Autorisée à former la LND, elle est rapidement placée en résidence surveillée et assiste, de loin, à la victoire de son parti aux élections de 1990, un résultat que la junte refuse de reconnaître.
En 1991, Suu Kyi reçoit le prix Nobel de la paix mais ne peut se rendre à Oslo. Elle attendra plus de 20 ans pour venir chercher la récompense.
Quelques années plus tard, son mari, resté au Royaume-Uni, meurt d’un cancer sans qu’elle puisse lui dire adieu.
Après près de 15 ans de résidence surveillée, elle est libérée en 2010 et entre au Parlement, deux ans plus tard, dans la foulée de l’autodissolution de la junte. La victoire de son parti en 2015 lui donne les clés du gouvernement.
– Rupture à l’international –
Rapidement, l’image de l’icône se fendille à l’international.
Certains lui reprochent sa conception autocratique du pouvoir, piégée par sa « position de quasi-princesse adulée dans son pays », commente le politologue Nicholas Farrelly.
Elle est aussi obligée de composer avec les militaires restés très puissants. En 2017, quelque 750.000 musulmans rohingyas fuient les exactions de l’armée et de milices bouddhistes, un drame qui vaut à la Birmanie d’être accusée de « génocide » devant la Cour internationale de Justice (CIJ).
Suu Kyi ne condamne pas les généraux.

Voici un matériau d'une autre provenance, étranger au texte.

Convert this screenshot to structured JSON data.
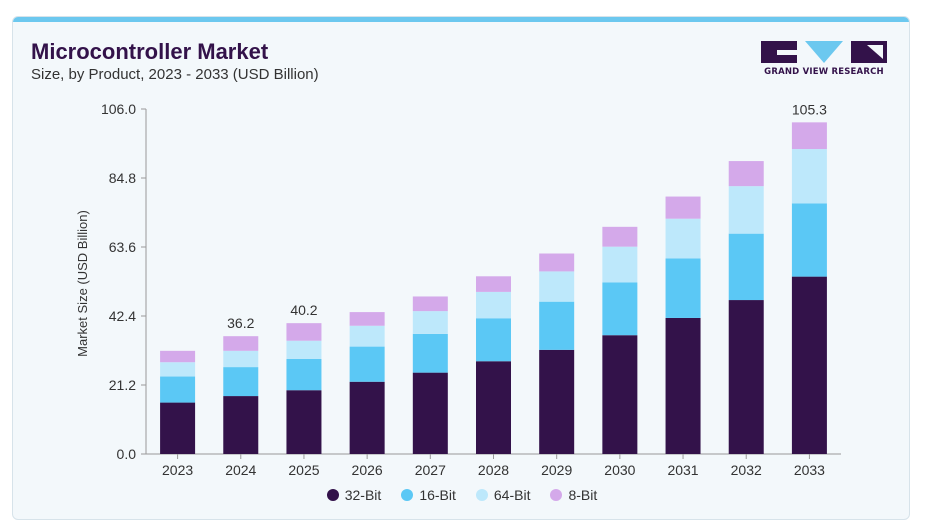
{
  "header": {
    "title": "Microcontroller Market",
    "subtitle": "Size, by Product, 2023 - 2033 (USD Billion)"
  },
  "logo": {
    "text": "GRAND VIEW RESEARCH",
    "colors": [
      "#33124a",
      "#6cc8ef"
    ]
  },
  "chart_data": {
    "type": "bar",
    "stacked": true,
    "title": "Microcontroller Market",
    "subtitle": "Size, by Product, 2023 - 2033 (USD Billion)",
    "xlabel": "",
    "ylabel": "Market Size (USD Billion)",
    "ylim": [
      0,
      106.0
    ],
    "yticks": [
      "0.0",
      "21.2",
      "42.4",
      "63.6",
      "84.8",
      "106.0"
    ],
    "grid": false,
    "legend_position": "bottom",
    "categories": [
      "2023",
      "2024",
      "2025",
      "2026",
      "2027",
      "2028",
      "2029",
      "2030",
      "2031",
      "2032",
      "2033"
    ],
    "series": [
      {
        "name": "32-Bit",
        "color": "#33124a",
        "values": [
          15.8,
          17.8,
          19.6,
          22.2,
          25.0,
          28.5,
          32.0,
          36.5,
          41.8,
          47.3,
          54.5
        ]
      },
      {
        "name": "16-Bit",
        "color": "#5bc8f5",
        "values": [
          8.0,
          8.9,
          9.6,
          10.8,
          11.9,
          13.2,
          14.8,
          16.2,
          18.3,
          20.4,
          22.5
        ]
      },
      {
        "name": "64-Bit",
        "color": "#bde8fb",
        "values": [
          4.4,
          5.0,
          5.6,
          6.4,
          7.0,
          8.1,
          9.3,
          11.0,
          12.2,
          14.6,
          16.7
        ]
      },
      {
        "name": "8-Bit",
        "color": "#d4a9ea",
        "values": [
          3.5,
          4.5,
          5.4,
          4.2,
          4.5,
          4.8,
          5.5,
          6.1,
          6.8,
          7.7,
          8.2
        ]
      }
    ],
    "data_labels": [
      {
        "category": "2024",
        "text": "36.2"
      },
      {
        "category": "2025",
        "text": "40.2"
      },
      {
        "category": "2033",
        "text": "105.3"
      }
    ]
  }
}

Pire, elle décide de venir en personne défendre son pays devant la Cour, niant « toute intention génocidaire ». Mais la victoire de son parti aux législatives de 2020 provoque l’ire des militaires et elle est renversée.
Enfermée, réduite au silence, « Mère Suu » a peu d’influence sur la Birmanie d’aujourd’hui. De nombreux Birmans ont même renoncé à l’un de ses principes fondamentaux, la non-violence, et mènent des opérations de guérilla contre la junte.
« La gouvernance de Suu Kyi contient forcément des ratés et des frustrations », résume Sophie Boisseau du Rocher de l’Institut français des relations internationales. « Mais elle a permis un appel d’air qui donne aujourd’hui au peuple la force de résister ».
Selon une ONG locale de défense des droits, plus de 1.300 personnes ont été tuées et plus de 10.000 arrêtées dans le cadre de la répression de la dissidence depuis le coup d’État.